Frequently Asked Questions

A group of people is standing around a showcase containig jewellery from the Erfurt Treasure, discussing animatedly.
Picture: © Stadtverwaltung Erfurt

Why does Erfurt apply for World Heritage with its Jewish-medieval heritage and not with Merchant's Bridge/St. Mary's Cathedral and St. Severus Church/its entire Old Town?

In recent years, Unesco has enforced its efforts to make the World Heritage List more balanced and fairer; so far, approximately half of all World Heritage Sites are located in Europe and North America alone. What is more, cultural heritage is strongly overrepresented compared to natural heritage. That is why, some years ago, Unesco commissioned ICOMOS to analyse the current World Heritage List and to identify topical resp. geographical gaps in order to make the list more "representative, balanced and credible".
According to this study, Jewish heritage is underrepresented. Medieval and Christian heritage resp. historic old towns, on the other hand, are by far disproportionately represented in Germany as well as in Europe. Another application with such a topic would therefore not be accepted by Unesco any longer.

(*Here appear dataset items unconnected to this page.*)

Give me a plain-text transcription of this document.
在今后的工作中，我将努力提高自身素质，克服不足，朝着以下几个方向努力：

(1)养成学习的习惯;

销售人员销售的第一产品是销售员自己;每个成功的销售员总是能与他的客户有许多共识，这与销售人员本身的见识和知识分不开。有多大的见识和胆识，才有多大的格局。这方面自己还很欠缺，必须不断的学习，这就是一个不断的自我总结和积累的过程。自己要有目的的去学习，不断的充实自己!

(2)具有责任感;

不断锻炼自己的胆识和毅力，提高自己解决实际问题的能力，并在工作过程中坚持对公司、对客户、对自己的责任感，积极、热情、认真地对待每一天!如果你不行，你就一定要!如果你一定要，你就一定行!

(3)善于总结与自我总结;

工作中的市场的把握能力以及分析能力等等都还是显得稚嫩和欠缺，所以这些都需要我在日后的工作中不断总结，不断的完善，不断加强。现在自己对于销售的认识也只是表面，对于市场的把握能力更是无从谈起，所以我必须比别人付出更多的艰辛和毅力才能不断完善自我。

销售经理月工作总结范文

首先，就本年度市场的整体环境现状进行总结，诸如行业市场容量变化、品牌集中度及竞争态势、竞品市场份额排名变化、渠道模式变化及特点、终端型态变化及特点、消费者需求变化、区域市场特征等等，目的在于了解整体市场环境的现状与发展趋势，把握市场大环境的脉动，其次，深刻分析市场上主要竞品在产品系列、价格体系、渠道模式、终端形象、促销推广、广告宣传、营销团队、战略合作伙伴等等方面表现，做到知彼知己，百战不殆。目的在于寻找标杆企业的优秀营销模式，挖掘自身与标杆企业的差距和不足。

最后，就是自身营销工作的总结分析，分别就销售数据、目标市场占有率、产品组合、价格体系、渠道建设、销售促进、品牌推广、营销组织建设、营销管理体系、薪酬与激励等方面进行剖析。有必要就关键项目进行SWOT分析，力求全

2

The application with the testimonies of Jewish-medieval life in Erfurt thus adds to the World Heritage List becoming more balanced and it embraces Unesco's claim of granting the right to be included into World Heritage to principally any topic, era and region of the world.
Jewish religion and culture forms not least an essential part of European and especially German history. For the time being, this is not reflected on the World Heritage List.

When will Erfurt be World Heritage?

At the moment, there is no definite answer to this question. As every other country taking part in the World Heritage programme, Germany maintains a list of tentative World Heritage Sites, the so-called Tentative List. Only sites listed there may submit their application to Unesco – and only in the predefined order. As there already are so many German World Heritage Sites, Germany may only submit one new World Heritage application per year.
The current German Tentative List is due to end in 2016. Probably from 2017, the updated Tentative list will come into effect which was agreed upon by the Standing Conference of the Ministers of Education and Cultural Affairs of the Länder in the Federal Republic of Germany (KMK) in June 2014.

Erfurt was included as sixth out of nine new sites in total. Depending on the progress of the sites ranging before the Thuringian capital, it will thus submit its own application to Unesco between the years 2020 and 2022.

Does inclusion in the World Heritage List entail financial support?

No. The title "Unesco World Heritage" is an honorary title, generating world-wide prestige. In certain cases, Unesco will grant funding to States parties for the application, care and maintenance of World Heritage Sites, but only if the country itself lacks the financial power and the site in question fills a gap in the World Heritage List or is located on the territory of a state with no or few World Heritage Sites. With its 39 sites to date, Germany is not entitled to any such funding.